Out Here

Fog lights

We Were Sent For
The Danes
Red Crown Records

My Bloody Valentine's 1991 album Loveless set a new standard for pop, breaking songs into a million pieces and then reassembling them in a different order, creating a warped replica that both embraced and rejected pop's conventions. Unfortunately, Loveless led countless bands--Denton's lousiest with them--to believe that a handful of ideas and a rackful of effects pedals could be enough on which to get by. On the surface, the Danes seem to be another one of those bands, a quartet of shoegazers trying to fill the gap that was left when Kevin Shields and company disappeared into a studio more than half a decade ago. And at times, We Were Sent For--the band's debut album--definitely recalls the pedal-pushing guitar tantrums and moody atmospherics that made Loveless such an amazing album. But the similarities end there; at its core, We Were Sent For is a pop record, full of affecting melodies that cut like a searchlight through the dense fog that surrounds them. The Danes never completely lose a song; they just misplace it.

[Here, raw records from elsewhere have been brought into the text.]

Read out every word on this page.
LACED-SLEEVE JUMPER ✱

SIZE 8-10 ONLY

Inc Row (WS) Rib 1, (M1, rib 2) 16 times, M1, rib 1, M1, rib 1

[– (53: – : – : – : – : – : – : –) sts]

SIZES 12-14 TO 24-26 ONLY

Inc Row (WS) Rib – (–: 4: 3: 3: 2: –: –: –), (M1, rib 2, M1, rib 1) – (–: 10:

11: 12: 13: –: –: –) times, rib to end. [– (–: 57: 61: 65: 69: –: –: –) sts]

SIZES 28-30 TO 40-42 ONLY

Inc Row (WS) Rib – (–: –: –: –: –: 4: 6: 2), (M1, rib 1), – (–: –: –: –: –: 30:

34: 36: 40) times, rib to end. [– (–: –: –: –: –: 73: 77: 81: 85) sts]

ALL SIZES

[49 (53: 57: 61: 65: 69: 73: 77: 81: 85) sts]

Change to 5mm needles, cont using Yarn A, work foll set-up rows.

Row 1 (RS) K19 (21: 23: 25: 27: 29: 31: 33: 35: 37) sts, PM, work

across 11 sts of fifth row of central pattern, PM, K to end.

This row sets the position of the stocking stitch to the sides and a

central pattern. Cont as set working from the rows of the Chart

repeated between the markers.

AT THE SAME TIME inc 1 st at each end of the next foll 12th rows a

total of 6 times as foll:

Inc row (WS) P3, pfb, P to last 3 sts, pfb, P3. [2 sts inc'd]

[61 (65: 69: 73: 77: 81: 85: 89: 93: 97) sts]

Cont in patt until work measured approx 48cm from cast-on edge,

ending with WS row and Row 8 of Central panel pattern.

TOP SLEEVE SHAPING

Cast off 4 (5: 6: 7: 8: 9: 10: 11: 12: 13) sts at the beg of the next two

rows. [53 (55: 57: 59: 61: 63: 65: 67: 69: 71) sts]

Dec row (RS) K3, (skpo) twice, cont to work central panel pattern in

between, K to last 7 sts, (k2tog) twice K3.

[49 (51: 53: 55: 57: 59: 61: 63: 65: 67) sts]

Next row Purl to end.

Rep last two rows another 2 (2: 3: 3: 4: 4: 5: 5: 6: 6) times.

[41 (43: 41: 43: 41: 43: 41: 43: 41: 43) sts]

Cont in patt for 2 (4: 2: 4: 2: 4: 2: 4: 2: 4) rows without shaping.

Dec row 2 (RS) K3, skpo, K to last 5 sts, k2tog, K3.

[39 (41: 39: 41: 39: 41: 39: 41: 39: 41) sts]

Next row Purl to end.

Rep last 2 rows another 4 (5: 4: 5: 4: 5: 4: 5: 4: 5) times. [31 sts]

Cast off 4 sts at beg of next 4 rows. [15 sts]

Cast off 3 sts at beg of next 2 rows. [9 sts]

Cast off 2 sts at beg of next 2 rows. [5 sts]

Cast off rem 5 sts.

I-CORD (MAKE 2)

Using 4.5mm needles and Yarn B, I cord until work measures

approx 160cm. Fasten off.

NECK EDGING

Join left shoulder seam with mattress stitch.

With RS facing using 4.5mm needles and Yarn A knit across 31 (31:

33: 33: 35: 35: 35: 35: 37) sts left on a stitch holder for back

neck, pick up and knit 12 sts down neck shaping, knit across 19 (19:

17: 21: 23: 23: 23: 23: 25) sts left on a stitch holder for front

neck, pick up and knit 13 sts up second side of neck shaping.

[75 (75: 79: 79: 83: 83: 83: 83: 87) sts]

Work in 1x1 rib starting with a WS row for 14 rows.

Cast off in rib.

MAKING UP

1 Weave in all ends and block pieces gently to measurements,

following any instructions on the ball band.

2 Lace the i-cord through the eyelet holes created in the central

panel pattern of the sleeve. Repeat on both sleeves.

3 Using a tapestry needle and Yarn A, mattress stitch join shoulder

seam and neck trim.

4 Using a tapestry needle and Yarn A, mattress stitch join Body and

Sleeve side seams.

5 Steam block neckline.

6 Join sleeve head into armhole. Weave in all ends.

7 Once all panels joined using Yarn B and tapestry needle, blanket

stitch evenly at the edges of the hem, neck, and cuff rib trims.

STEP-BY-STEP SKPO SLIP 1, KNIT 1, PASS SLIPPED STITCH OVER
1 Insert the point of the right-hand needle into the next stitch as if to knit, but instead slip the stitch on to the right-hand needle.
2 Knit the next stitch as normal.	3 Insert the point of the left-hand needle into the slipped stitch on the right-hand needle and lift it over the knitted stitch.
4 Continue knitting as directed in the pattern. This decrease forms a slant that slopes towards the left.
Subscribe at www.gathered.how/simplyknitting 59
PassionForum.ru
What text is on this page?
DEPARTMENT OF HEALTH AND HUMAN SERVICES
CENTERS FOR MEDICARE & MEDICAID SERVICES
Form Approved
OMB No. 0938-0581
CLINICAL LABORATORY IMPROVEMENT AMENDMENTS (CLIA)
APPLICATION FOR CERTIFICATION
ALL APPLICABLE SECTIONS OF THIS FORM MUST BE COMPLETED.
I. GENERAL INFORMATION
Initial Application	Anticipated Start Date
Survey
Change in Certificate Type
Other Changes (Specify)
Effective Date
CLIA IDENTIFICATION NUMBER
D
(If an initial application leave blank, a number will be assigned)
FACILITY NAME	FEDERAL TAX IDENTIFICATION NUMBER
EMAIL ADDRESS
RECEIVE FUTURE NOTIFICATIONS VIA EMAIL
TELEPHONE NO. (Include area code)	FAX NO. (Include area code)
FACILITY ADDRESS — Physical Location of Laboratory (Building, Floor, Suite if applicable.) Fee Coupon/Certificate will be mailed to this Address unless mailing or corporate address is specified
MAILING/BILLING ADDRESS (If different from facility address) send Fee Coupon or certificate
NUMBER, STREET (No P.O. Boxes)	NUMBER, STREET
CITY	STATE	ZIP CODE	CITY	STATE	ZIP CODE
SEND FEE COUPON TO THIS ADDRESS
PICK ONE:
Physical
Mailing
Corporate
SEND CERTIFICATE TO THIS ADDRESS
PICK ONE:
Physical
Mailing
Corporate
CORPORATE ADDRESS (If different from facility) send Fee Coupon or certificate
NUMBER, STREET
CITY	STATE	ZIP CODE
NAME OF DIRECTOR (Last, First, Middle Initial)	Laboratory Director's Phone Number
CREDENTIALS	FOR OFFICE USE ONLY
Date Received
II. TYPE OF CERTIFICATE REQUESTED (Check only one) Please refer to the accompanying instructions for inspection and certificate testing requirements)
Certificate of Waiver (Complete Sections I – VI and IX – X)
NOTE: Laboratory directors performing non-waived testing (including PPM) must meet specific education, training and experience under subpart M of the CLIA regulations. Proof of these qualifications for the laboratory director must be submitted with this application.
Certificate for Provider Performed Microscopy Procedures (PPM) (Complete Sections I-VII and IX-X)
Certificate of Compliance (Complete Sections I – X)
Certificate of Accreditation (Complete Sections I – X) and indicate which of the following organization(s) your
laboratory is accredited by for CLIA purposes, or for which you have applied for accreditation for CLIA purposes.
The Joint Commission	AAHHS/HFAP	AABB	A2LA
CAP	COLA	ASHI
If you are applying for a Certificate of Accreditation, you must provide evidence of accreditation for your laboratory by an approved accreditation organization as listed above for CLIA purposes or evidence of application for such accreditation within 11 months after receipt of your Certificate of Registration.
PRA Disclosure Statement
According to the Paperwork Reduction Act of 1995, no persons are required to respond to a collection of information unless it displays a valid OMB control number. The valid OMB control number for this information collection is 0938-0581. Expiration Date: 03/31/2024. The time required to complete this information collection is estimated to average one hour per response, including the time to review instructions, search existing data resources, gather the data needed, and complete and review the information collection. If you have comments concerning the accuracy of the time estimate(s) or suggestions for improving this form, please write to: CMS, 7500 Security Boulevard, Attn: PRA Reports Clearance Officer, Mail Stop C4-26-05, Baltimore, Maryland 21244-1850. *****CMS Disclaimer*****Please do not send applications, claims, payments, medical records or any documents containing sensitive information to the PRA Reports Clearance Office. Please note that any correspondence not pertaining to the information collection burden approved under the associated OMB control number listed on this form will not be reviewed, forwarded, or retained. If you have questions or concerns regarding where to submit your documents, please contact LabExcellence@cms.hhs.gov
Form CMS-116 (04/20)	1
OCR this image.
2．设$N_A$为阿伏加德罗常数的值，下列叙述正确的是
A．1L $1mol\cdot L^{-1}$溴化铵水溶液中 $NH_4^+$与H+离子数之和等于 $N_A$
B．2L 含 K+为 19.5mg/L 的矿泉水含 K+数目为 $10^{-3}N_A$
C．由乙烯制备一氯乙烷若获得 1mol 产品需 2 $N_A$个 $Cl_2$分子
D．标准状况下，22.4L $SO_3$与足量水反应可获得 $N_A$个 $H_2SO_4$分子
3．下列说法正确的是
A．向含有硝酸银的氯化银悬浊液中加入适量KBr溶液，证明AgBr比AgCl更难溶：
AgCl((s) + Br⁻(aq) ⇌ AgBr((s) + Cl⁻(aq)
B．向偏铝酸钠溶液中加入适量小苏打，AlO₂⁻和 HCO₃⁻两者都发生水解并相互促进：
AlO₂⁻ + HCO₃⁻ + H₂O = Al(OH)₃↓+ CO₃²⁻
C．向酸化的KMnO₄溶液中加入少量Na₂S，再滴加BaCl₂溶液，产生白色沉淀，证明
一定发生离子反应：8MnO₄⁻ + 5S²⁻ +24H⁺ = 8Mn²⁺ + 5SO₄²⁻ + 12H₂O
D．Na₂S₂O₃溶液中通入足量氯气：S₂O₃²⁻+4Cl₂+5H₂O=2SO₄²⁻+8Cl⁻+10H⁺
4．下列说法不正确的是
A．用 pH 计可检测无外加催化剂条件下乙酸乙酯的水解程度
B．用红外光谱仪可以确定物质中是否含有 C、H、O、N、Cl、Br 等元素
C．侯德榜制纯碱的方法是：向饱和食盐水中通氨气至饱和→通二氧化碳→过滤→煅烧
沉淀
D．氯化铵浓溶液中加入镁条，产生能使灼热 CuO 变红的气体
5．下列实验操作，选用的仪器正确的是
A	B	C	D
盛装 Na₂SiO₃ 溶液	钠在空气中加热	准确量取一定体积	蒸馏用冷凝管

Still, sometimes it seems like the band is so caught up in laying on the studio tricks that it loses sight of its strengths, elevating sounds over songs. One of the best things about the Danes is singer-guitarist Brandon Carr's voice, appealing because of his passion if not his ability. He has an endearing habit of stretching words to the point where they become almost unrecognizable. (On "Witherspoon," the word "cut" becomes cah-ha-uh-ut.) But the band obscures Carr's voice with so many echo effects, he might as well have recorded his vocals in the Grand Canyon. It works once in a while, like on "Tired," when his trembling vocals are partnered with Buck Jones bassist Gabrielle Douglas' breathy whisper, creating a spooky, detached sound that is in perfect sync with the languid mood of the song. Most of the time, though, it just sounds pretentious.

However, that is the only serious misstep on the album. Not all of the songs are great, but occasionally they are amazing, especially when the band lets the songs and the sounds work together. "McKenzie" has a woozy guitar line that always sounds as though it's screeching to a stop, while on "Central," the guitars dip in and out, producing a dizzying effect. The instrumental "Stansbury" starts off like a quiet, Bedhead-like piece, until a second guitar line suddenly doubles up on the melody, building the song to stunning climax before splitting off again. But the best song on the album is "The First Band in Space," a gem of a song that consists of a piano, acoustic guitar, and Carr's cracking voice. It's a glimpse of what could be, forsaking most of the effects and random bits of noise in favor of an actual song. Songs like "The First Band in Space" prove the Danes are a pop band at heart. If only they believed it.